Sometimes that’s because of extraordinarily retrograde, garden-variety sexism, exemplified by the recent problems at Uber or the men who regularly told Chou, “You’re too pretty to be a coder.” It’s also because at many companies there’s an implicit (and sometimes explicit) assumption that women are less naturally adept at coding, and less willing to work hard.
Chou, for example, went to Stanford for an undergrad degree in electrical engineering and got a master’s there in computer science, and had internships at Facebook and Google. Yet at her first job she regularly dealt with casually dismissive sexism, making her question whether she belonged in the industry. “I loved coding,” she says. “But I just felt something was off. I felt out of place, and I had serious questions about whether I was going to stay in tech. And I really thought the problem was me.”

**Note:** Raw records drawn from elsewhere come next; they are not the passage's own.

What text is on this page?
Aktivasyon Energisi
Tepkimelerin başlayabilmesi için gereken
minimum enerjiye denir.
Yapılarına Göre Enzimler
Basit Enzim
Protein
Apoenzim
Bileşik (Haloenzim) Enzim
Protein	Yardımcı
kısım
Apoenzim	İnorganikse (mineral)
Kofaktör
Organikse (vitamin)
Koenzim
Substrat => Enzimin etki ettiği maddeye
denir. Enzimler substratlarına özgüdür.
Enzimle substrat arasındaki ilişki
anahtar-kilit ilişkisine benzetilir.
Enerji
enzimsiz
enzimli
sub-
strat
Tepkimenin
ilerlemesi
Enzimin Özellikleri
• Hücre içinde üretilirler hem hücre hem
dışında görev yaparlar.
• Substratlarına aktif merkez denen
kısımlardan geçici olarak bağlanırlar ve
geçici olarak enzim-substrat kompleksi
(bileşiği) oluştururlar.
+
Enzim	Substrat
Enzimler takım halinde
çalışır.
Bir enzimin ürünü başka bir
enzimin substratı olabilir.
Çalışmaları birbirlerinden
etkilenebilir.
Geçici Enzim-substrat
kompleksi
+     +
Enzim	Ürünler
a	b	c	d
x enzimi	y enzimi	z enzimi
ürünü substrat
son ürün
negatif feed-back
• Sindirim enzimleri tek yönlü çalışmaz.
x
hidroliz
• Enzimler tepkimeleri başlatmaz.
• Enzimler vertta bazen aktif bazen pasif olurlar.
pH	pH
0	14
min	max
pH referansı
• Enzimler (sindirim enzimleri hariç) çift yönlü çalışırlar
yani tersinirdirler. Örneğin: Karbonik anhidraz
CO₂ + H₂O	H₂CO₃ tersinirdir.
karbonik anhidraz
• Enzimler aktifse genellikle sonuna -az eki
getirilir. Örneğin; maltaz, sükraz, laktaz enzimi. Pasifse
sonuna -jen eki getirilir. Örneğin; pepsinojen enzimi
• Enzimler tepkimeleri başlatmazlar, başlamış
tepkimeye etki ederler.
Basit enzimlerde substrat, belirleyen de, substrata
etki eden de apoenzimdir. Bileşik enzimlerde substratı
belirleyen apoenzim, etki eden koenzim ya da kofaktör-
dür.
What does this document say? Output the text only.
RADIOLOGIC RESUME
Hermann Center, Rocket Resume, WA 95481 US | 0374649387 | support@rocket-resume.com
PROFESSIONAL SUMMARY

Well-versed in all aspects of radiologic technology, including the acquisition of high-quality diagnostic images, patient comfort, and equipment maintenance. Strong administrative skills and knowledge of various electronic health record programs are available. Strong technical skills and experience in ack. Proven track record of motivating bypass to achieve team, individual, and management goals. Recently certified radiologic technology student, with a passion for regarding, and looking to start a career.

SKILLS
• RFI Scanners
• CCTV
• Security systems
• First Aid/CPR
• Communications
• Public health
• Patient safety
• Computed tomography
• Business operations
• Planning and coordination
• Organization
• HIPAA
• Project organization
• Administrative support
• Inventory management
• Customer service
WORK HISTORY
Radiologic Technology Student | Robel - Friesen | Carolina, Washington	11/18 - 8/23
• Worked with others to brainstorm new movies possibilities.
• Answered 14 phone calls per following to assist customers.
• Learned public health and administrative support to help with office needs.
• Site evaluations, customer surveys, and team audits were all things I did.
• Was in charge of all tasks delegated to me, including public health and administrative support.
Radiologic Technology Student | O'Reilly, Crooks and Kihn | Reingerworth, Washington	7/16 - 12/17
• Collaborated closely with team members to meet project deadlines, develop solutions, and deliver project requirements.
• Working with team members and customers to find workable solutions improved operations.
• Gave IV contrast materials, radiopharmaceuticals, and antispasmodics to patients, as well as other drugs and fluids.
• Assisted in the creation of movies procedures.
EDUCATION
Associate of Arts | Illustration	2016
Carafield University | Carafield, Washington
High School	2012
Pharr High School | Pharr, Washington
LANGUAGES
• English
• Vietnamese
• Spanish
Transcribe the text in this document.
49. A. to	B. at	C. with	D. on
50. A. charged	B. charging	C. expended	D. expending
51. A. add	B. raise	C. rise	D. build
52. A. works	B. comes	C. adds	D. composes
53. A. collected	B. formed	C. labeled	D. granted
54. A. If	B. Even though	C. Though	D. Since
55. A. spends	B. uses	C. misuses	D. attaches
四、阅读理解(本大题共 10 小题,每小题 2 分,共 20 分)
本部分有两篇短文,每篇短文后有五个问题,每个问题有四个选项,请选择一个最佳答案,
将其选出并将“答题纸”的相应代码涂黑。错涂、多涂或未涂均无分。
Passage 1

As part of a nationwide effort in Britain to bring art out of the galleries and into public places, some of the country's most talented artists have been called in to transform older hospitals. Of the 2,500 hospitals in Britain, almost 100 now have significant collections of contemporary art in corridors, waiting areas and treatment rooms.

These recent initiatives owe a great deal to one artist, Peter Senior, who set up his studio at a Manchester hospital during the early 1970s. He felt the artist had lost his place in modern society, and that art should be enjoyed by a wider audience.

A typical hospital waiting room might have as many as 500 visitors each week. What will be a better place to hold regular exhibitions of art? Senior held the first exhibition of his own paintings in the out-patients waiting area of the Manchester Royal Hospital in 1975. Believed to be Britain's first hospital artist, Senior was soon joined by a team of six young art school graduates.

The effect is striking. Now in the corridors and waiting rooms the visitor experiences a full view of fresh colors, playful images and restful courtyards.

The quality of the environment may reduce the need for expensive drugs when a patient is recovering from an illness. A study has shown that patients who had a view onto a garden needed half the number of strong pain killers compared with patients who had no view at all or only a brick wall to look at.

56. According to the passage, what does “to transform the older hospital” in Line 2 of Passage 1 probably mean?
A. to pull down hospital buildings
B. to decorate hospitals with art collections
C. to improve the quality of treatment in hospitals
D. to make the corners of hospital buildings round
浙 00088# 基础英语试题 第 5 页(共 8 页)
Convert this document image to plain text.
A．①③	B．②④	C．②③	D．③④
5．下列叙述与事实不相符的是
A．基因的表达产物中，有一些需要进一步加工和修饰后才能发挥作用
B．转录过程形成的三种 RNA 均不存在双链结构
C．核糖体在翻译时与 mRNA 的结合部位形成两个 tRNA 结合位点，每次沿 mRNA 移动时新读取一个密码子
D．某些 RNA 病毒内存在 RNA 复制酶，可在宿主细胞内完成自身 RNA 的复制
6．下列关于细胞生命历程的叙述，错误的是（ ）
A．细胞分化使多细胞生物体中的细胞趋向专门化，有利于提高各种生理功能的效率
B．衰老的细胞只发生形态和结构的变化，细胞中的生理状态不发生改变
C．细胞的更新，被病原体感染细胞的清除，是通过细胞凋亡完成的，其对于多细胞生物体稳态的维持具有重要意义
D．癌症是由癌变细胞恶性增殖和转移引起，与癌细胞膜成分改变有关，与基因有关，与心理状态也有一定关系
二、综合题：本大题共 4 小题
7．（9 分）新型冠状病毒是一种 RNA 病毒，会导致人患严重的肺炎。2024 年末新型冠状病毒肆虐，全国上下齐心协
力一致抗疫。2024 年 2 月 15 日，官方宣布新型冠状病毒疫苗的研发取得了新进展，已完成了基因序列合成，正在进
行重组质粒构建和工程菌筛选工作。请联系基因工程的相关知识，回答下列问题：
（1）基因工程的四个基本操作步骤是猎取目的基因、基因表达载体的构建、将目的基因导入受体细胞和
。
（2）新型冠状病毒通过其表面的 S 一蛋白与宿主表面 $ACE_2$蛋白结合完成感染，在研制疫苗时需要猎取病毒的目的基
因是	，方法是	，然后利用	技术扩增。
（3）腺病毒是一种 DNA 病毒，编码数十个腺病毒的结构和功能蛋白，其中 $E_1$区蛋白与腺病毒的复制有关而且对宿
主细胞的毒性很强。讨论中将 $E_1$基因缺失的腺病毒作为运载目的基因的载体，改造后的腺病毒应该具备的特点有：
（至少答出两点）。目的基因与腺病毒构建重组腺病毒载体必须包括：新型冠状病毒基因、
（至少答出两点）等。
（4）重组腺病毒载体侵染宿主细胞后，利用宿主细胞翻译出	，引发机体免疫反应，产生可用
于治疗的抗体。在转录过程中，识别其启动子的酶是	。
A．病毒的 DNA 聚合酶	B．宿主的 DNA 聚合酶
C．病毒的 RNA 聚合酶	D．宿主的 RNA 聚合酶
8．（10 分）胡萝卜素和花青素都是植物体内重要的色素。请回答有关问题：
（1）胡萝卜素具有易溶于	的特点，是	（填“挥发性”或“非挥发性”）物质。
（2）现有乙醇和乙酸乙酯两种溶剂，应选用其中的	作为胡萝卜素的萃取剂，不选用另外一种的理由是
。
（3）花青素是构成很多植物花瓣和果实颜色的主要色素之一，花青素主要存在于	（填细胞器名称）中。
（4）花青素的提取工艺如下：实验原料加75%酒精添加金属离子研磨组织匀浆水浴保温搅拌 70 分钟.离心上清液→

A large body of research shows that making organizations and teams more diverse also improves their performance. Diversity makes teams less likely to succumb to groupthink and helps companies reach untapped markets. “Products tend to be built to solve the problems of the people building them,” Chou says. “And that’s not a bad thing, necessarily. But it means that in the Valley lots of energy and attention goes into solving the problems of young urban men with lots of disposable income, and that much less attention goes to solving the problems of women, older people, children, and so on.”
Despite the evidence, plenty of companies still need convincing. “There’s lots of diversity theater and lip service paid to the concept,” Chou says. “And maybe we’ve helped weed out some of the most egregious actors. But there’s a long way to go.”